Thursday, April 1, 2010

Resisting the Nuclear Boom: A new wave of uranium mining threatens Indigenous communities in Southwest


Resisting the Nuclear Boom: A new wave of uranium mining threatens Indigenous communities in the Southwest
By Klee Benally and Jessica Lee


Since December, miners have resumed crawling deep into the earth on the edge of the Grand Canyon to mine high-grade uranium ore at the Arizona 1 Mine, which had been closed since the late 1980s. Owned by the Canadian Denison Mines Corp., it is the first uranium mine to open in northern Arizona since nuclear power again became a popular idea in Washington within the last decade. The greater Grand Canyon area faces a possible explosion in the number of new uranium mines.

The price of uranium has rebounded in recent years due to a surge in reactor construction throughout the world and thanks to political support from the White House, starting with George W. Bush and reinforced by Barack Obama. The price has varied from $10 to $138 per pound since 2001, and is currently valued at $41.25 per pound.

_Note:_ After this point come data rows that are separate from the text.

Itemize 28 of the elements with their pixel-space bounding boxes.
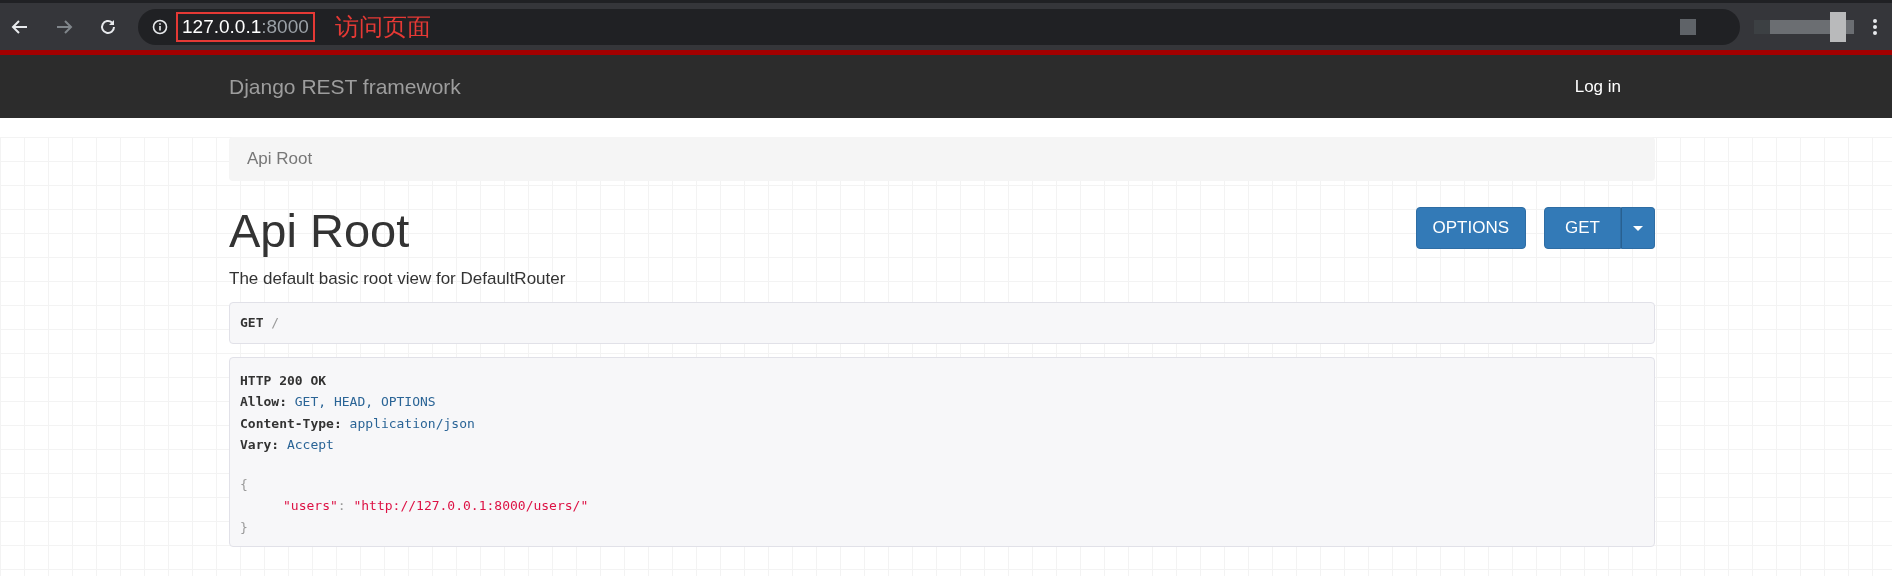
path-text: / — [271, 314, 280, 330]
status-text: HTTP 200 OK — [240, 372, 327, 388]
url-text: 127.0.0.1:8000 — [176, 11, 315, 42]
address-bar[interactable]: 127.0.0.1:8000 访问页面 — [138, 8, 1740, 45]
info-icon[interactable] — [152, 18, 168, 35]
header-name: Content-Type: — [240, 415, 342, 431]
method-text: GET — [240, 314, 264, 330]
brace-text: } — [240, 519, 248, 535]
breadcrumb-item[interactable]: Api Root — [247, 149, 313, 169]
header-value: GET, HEAD, OPTIONS — [294, 394, 436, 410]
header-value: application/json — [349, 415, 475, 431]
annotation-text: 访问页面 — [334, 11, 431, 43]
header-value: Accept — [286, 437, 334, 453]
json-value-link[interactable]: "http://127.0.0.1:8000/users/" — [353, 498, 589, 514]
brand-link[interactable]: Django REST framework — [229, 74, 461, 99]
login-link[interactable]: Log in — [1574, 76, 1621, 97]
brace-text: { — [240, 476, 248, 492]
header-name: Allow: — [240, 394, 287, 410]
caret-icon — [1633, 225, 1643, 231]
dropdown-toggle[interactable] — [1621, 207, 1655, 249]
page-title: Api Root — [229, 205, 410, 257]
json-key: "users" — [283, 498, 338, 514]
header-name: Vary: — [240, 437, 280, 453]
get-button[interactable]: GET — [1544, 207, 1621, 249]
colon-text: : — [337, 498, 346, 514]
options-button[interactable]: OPTIONS — [1415, 207, 1527, 249]
menu-icon[interactable] — [1872, 16, 1878, 37]
description-text: The default basic root view for DefaultRouter — [229, 268, 567, 289]
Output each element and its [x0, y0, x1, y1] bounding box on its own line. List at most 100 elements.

More than 8,000 uranium mine claims have been filed in northern Arizona, an increase from 110 in 2003 — a rate seen across the West. The area’s sedimentary rock layer called breccia pipes, which exists up to 1,800 feet below the surface, is the most concentrated source of uranium known in the United States.

According to the Arizona Daily Sun, Denison plans on operating four days per week, extracting 335 tons of uranium ore per day. The hazardous ore will be hauled by truck more than 300 miles through towns and rural communities to the company’s White Mesa mill located near Blanding, Utah, where it will be processed into “yellowcake” (refined uranium ore to make uranium oxide) and then sold.

A coalition of environmental groups filed a lawsuit last November to stop the opening of the mine, alleging that the legally required documents were outdated and did not offer protections required by contemporary environmental laws. While the lawsuit is pending, the Bureau of Land Management and Arizona Department of Environmental Quality say the mine is properly authorized.

In response to growing concern about the pending mining boom in northern Arizona, U.S. Secretary of Interior Ken Salazar called for a “two-year time-out” last summer to allow federal agencies to complete a two-year environmental review before authorizing new mining claims within the one million acres on federal lands near the Grand Canyon. Existing claims, such as Denison’s mine, were exempt from the temporary moratorium.

Environmentalists and local Indigenous communities hope that after the review in February 2011, Salazar will make the area unavailable for new mining claims for the a maximum 20-year period allowed by the Interior Department. Meanwhile, the U.S. House of Representatives is considering the Grand Canyon Watersheds Protection Act (H.R. 644), legislation that would permanently protect the one million acres on federal land from new mining claims — creating a five-mile buffer zone of around Grand Canyon National Park.